Badness-avoidance values are a disproportionately high (if not exclusive!) source of "motivated reasoning". i.e., we don't so much rationalize to paint pretty pictures, as to hide the ugly ones. (Which makes rooting them out of critical importance to rationalists.)
This summary is more to clarify my thoughts for the eventual post, than an attempt to continue the discussion. (To me, these things are so obvious and so much a part of my day-to-day experience that I often forget the inferential distance involved for most people.)
These ideas are all capable of experimental verification; the first one has certainly been written about in the literature.

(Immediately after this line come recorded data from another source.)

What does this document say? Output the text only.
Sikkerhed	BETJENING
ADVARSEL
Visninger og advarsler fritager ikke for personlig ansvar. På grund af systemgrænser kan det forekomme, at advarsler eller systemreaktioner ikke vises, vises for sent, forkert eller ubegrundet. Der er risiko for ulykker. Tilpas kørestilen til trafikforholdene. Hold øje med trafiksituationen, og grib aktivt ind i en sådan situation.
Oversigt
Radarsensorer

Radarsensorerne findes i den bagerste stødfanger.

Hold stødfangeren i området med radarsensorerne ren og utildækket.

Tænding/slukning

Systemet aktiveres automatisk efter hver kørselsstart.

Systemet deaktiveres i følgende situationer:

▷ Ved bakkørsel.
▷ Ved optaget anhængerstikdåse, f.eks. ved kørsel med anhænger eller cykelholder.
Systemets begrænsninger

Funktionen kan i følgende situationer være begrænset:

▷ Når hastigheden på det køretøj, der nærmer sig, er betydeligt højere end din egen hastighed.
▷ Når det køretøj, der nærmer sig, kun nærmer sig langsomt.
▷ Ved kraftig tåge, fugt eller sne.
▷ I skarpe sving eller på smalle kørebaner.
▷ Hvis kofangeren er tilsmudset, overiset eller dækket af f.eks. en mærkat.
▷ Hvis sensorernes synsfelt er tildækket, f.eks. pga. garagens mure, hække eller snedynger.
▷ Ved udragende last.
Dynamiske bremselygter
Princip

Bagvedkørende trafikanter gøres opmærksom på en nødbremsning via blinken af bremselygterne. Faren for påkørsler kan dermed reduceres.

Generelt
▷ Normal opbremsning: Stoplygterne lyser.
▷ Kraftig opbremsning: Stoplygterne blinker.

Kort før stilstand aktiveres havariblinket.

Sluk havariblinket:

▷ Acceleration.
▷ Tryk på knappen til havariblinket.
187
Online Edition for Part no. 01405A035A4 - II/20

None are particularly unorthodox or controversial in and of themselves, as far as I'm aware.
However, there are common arguments against some of these ideas that my own students bring up, so in my (eventual) post I'll need to bring them up and refute them as well.
For example, a common argument against positively-motivated goodness is that feeling good about being generous means you're "really" being selfish... and thus bad! So, the person advancing this argument is motivated to rationalize the "virtue" of being dutiful -- i.e., doing something you don't want to, but nonetheless "should" -- because it would be bad not to.
Strangely, most people have these judgments only in relation to their self... They see no problem with someone else doing good out of generosity or kindness, with no pain or duty involved. It's only themselves they sentence to this "virtue" of suffering to achieve goodness. (Which is sort of like "fighting for peace" or "f*ing for virginity", but I digress.)
Whether this is something inbuilt, cultural, or selection bias of people I work with, I have no idea. But it's damn common... and Eliezer's making a virtue out of unhappiness (beyond the bare minimums demanded by safety, etc.) fits smack dab in the middle of this territory.
Whew. Okay, I'm going to stop writing this now... this really needs to be a post. Or several. The more I think about how to get here, starting from only the OB corpus and without recapitulating my own, the bigger I realize the inferential gap is.
It was deliberately ad hominem, of course - just not the fallacious kind. We seriously need profile pages of some sort. Wish I had the stomach for Python.
I don't expect anyone to be familiar with the LW/OB background corpus - I expect my education and training is quite different from yours, for example. However, I still expect one to follow rules of conduct with respect to reasonable discourse, for example avoiding equivocation and its related vices.
Or maybe I'm just viscerally angered by the winky smileys. Who knows.
I don't see how I can separate "ethics" from "what Eliezer thinks about ethics" and still have a meaningful conversation with him on the topic.
Meanwhile, reading back through the thread, the only digressions I see in my comments are those made in response to those raised by you or Eliezer. Perhaps you could point to some specific examples of these shifted foci and emotively positive statements? I do not see them.
As for my "reprehensible" books, I trust you formed that judgment by actually reading them, yes? If so, then yes, I'm that person. But if you didn't read them, then clearly your judgment isn't about the books I actually wrote... and thus, I could not have been the person who wrote the (imaginary) ones you'd therefore be talking about. ;-)
I was not referring only to this thread, but to several ongoing discussions. If you'd like clear examples, feel free to contact me via http://thomblake.com or http://thomblake.mp
As Eliezer has kindof pointed out, I'm weary enough from this discussion to be on the verge of irrationality, so I shall retire from it (if only because this forum is devoted to rationality!).